"He was a fun guy. He made all the kids laugh. He told us stories, gave us presents—candy, clothes. He was like a great dad and a big kid brother all rolled into one. He used to film us too with this Super 8 camera he had. It made him look like half his face was this black ugly machine with a protruding round glass eye—kind of creepy and funny at the same time. He filmed Treese most of all.
"One day he took me and Treese to one side and told us he was going away. We were real sad. My sister started to cry. And he said not to worry, he'd take us with him if we wanted to come. We said yes. He told us to promise not to tell our parents anything, otherwise he couldn't take us.
"We agreed. We left the village that afternoon without telling anyone. We met our friend in a car all the way down the road. There was another man with him. We'd never seen him before. Treese started saying maybe we should go back. The stranger got out of the car, grabbed her, and threw her inside. He did the same to me. We both started crying as they drove off. Then they injected us with something, and I don't remember much else that happened after that—how we got to the house on La Gonâve or anything."
They'd passed the Carver estate and were heading uphill along a bumpy, potholed stretch of road. They'd had to stop once for a broken-down truck and another time for a man coming down the mountainside with his herd of skeletal goats.
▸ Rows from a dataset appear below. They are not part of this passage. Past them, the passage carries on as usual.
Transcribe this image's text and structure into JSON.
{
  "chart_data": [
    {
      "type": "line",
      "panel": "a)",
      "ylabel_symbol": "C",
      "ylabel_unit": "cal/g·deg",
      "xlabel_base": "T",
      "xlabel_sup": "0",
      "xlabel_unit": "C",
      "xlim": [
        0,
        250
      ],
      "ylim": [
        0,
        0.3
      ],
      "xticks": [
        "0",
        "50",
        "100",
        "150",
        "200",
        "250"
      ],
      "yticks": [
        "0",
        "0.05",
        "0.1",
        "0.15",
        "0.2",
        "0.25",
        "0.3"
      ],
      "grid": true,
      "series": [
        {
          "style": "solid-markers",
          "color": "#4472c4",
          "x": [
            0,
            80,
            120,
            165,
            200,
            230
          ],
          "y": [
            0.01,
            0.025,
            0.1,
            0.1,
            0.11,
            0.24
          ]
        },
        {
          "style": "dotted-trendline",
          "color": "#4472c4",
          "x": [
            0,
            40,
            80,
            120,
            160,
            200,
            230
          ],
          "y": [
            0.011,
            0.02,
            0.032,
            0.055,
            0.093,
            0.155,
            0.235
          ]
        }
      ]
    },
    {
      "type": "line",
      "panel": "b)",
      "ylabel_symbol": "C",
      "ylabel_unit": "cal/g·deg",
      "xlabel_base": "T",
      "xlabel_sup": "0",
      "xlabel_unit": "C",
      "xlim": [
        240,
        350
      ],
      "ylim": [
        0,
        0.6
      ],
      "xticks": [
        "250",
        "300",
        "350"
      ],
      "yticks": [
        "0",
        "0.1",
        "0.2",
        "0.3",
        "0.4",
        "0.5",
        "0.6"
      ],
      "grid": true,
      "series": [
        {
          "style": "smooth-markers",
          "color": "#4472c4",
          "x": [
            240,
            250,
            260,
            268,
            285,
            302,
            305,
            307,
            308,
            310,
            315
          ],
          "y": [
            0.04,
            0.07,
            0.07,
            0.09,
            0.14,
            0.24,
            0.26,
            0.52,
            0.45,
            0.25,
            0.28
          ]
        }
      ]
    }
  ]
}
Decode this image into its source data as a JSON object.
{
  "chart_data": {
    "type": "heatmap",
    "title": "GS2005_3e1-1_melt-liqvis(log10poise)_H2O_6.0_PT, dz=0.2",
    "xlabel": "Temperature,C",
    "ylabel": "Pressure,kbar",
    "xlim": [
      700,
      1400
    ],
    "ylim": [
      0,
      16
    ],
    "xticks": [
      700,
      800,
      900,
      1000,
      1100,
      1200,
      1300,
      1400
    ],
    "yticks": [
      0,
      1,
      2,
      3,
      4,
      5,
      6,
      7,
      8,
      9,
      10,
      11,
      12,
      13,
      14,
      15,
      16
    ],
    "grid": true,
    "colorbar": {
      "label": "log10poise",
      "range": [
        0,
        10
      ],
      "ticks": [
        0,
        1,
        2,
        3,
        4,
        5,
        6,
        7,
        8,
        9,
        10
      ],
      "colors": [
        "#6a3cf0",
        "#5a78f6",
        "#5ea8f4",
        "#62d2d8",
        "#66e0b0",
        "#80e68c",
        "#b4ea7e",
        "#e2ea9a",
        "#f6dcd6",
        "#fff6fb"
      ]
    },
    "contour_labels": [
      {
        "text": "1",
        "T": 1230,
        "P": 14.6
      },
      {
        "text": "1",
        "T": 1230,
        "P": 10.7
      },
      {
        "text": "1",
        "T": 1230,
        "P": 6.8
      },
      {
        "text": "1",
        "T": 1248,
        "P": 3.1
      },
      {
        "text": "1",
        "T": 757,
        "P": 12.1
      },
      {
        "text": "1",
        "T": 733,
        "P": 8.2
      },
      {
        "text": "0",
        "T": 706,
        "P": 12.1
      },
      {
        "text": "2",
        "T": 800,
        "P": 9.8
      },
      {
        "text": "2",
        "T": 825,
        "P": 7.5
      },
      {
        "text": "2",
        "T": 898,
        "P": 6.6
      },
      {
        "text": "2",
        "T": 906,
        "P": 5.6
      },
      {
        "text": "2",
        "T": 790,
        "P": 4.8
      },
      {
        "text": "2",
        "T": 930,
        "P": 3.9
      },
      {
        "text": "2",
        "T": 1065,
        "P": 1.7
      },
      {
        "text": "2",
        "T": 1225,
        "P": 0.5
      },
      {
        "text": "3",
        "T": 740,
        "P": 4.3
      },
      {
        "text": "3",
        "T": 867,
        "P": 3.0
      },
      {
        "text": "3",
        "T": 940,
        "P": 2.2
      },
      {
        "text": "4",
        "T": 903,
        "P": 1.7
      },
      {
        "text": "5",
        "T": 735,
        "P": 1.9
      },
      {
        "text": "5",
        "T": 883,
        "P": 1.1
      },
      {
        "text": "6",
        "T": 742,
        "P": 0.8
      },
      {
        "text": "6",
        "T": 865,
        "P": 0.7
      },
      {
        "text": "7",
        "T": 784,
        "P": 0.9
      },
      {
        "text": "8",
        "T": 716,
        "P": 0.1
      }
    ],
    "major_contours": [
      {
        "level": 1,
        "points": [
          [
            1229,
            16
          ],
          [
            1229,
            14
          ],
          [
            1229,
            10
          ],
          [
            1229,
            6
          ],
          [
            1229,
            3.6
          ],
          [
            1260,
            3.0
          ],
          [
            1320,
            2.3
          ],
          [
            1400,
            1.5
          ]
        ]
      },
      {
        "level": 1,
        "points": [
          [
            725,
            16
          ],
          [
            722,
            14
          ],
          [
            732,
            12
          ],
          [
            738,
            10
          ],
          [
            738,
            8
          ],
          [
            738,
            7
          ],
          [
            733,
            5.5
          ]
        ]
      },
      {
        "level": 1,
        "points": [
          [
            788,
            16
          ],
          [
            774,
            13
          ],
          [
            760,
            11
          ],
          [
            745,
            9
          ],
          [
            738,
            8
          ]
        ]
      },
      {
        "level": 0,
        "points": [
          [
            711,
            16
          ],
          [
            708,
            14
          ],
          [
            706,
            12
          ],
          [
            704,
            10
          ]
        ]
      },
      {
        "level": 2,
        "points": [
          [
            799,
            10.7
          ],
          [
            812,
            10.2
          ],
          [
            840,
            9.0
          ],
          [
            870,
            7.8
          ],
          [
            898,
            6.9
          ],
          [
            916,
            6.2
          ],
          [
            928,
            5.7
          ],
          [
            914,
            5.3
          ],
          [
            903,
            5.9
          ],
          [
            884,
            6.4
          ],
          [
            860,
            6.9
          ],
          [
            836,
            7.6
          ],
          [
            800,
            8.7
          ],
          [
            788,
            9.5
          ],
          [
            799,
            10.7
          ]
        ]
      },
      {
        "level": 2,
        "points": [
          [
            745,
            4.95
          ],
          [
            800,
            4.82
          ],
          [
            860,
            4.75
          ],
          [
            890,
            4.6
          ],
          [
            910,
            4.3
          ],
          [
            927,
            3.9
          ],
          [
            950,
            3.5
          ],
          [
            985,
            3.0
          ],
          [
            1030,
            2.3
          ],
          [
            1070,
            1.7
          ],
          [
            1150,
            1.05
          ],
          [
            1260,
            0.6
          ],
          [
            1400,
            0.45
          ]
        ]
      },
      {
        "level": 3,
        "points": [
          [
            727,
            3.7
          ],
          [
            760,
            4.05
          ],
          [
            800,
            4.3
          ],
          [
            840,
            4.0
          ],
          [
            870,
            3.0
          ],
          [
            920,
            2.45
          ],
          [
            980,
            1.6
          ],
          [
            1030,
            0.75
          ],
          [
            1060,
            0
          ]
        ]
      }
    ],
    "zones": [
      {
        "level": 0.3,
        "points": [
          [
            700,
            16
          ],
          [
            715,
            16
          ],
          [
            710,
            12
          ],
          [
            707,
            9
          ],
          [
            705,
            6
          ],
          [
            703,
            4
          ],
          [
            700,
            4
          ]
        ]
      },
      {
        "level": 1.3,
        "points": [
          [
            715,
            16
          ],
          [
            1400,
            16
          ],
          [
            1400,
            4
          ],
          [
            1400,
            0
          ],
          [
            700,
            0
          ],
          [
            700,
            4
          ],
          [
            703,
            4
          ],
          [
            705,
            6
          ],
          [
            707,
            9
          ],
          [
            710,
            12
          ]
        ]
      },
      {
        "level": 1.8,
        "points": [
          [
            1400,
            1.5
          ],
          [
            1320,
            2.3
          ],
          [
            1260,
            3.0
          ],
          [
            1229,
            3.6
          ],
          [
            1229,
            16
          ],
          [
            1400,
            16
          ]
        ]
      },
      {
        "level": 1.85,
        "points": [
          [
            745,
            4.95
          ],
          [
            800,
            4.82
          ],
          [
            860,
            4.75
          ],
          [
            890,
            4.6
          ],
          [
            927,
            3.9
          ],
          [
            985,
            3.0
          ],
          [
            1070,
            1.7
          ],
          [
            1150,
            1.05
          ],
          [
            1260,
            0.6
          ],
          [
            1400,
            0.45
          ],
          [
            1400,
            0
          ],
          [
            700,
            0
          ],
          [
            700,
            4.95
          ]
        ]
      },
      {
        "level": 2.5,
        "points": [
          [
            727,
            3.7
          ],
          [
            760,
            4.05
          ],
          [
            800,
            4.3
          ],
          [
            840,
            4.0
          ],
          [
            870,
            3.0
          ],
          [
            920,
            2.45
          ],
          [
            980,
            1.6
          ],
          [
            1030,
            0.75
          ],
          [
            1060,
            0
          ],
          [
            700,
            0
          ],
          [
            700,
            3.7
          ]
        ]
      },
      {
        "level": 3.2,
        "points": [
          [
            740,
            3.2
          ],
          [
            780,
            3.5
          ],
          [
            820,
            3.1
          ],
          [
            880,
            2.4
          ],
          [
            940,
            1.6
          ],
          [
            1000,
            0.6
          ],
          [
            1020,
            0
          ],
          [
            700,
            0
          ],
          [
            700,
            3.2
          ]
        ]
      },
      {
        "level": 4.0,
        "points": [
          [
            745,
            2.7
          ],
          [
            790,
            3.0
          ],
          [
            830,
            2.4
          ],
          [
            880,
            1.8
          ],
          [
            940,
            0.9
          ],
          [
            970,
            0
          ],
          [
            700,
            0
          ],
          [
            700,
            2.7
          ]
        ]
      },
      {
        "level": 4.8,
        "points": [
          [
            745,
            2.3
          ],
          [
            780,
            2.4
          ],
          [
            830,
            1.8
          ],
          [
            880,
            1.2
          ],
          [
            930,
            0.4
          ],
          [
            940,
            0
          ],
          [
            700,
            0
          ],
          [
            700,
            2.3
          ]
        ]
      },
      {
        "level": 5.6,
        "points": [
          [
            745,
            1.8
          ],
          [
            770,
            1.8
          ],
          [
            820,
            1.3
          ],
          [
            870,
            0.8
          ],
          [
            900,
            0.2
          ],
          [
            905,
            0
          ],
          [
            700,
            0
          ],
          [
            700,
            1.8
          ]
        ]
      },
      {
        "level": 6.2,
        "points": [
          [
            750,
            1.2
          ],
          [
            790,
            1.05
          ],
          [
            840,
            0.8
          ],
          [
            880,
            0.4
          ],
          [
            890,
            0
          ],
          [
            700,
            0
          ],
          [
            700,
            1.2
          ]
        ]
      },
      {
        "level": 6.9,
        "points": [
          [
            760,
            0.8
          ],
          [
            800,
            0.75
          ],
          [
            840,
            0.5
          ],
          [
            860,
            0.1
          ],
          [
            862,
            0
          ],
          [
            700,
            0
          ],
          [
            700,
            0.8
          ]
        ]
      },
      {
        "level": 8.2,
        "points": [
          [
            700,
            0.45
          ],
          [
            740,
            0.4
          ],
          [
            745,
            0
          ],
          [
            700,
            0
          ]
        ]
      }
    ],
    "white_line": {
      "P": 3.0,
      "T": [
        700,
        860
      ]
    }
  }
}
"You saw the tape, right? The one I left for you? You watched it?"
"Where'd you get it?" Max changed gun hands.
"I'll tell you later. You saw what was on it—the potion they gave us?"
"Yeah." Max nodded.
"My memory's pretty fucked up from that whole 'indoctrination process.' You couldn't put me on a witness stand because whatever I've got up here"—Huxley tapped his cranium—"my brain is like spaghetti. I remember things like they were in a dream. I don't know how much of it is disassociation and how much is down to the zombie juice they fed us.
"It wasn't as strong as the stuff the voodoo priests make people catatonic with, but it was enough to make you lose all control of your senses. They used to feed it to us every day. Like communion. We'd go up, receive this green liquid in a cup, drink it.
"Then there was the hypnosis with music notes. Gustav Carver would sit in the middle of this all-white room and we'd stand around him in a circle, holding hands. He played his clarinet to us. And while he was playing we'd get our 'instructions.'"
"What about your sister? Where was she in all this?" Max asked.
"I don't know. The last time I remember seeing her was in the back of the car when we were kidnapped." Huxley shook his head. "She's most likely dead. We weren't allowed to grow up."
"How do you know this?"
"I'll come to that too," Huxley answered, and then resumed his story. "I was sold to a Canadian plastic surgeon called Leboeuf. He always looked at me like he was stripping me down to the bone. He made me watch him doing his operations. I learned how to cut people up. I got handy with knives. I taught myself to read out of medical books.
"Justice was on my side when I killed him, but it was also in Gustav Carver's pocket because they never tied Leboeuf in with him. No one believed what I told them about being kidnapped in Haiti, about being brainwashed, about Tonton Clarinette, about my sister. Why should they? I'd just cut a man up into little pieces and redecorated the house with his insides."
"What about when the cops searched the house for evidence, right after they'd found the body?"
"They didn't find anything linked to Carver—or if they did, it never found its way out into the open. The old man had tentacles
"I lived on the street. I hustled. I did what I had to do. I didn't like some of it, but that's the life I was handed. All the while I was on the run I started putting it together—what had happened, who was behind it. I remembered a person LeBoeuf had known—not someone from the surgery, a friend of his. Shawn Michaels. He was a banker.
"I tracked him down. I made him tell me about Carver's business—how it worked, everything."
"Then you killed him?" Max said.
"Yeah." Huxley nodded. "I took his address book. He knew other pedophiles, people he'd recommended Carver's service to."
"You went after them?"
"I only got to one."
"Frank Huxley?"
"That's right. He had a stack of videotapes of what went on in La Gonâve and Noah's Ark. The tape you found was a compilation I made—you know, a preview of forthcoming horrors."
"What about the rest of the people in the address book?"
"They were too hard to get to."
"What about Allain, when did he come into the picture?" Max asked.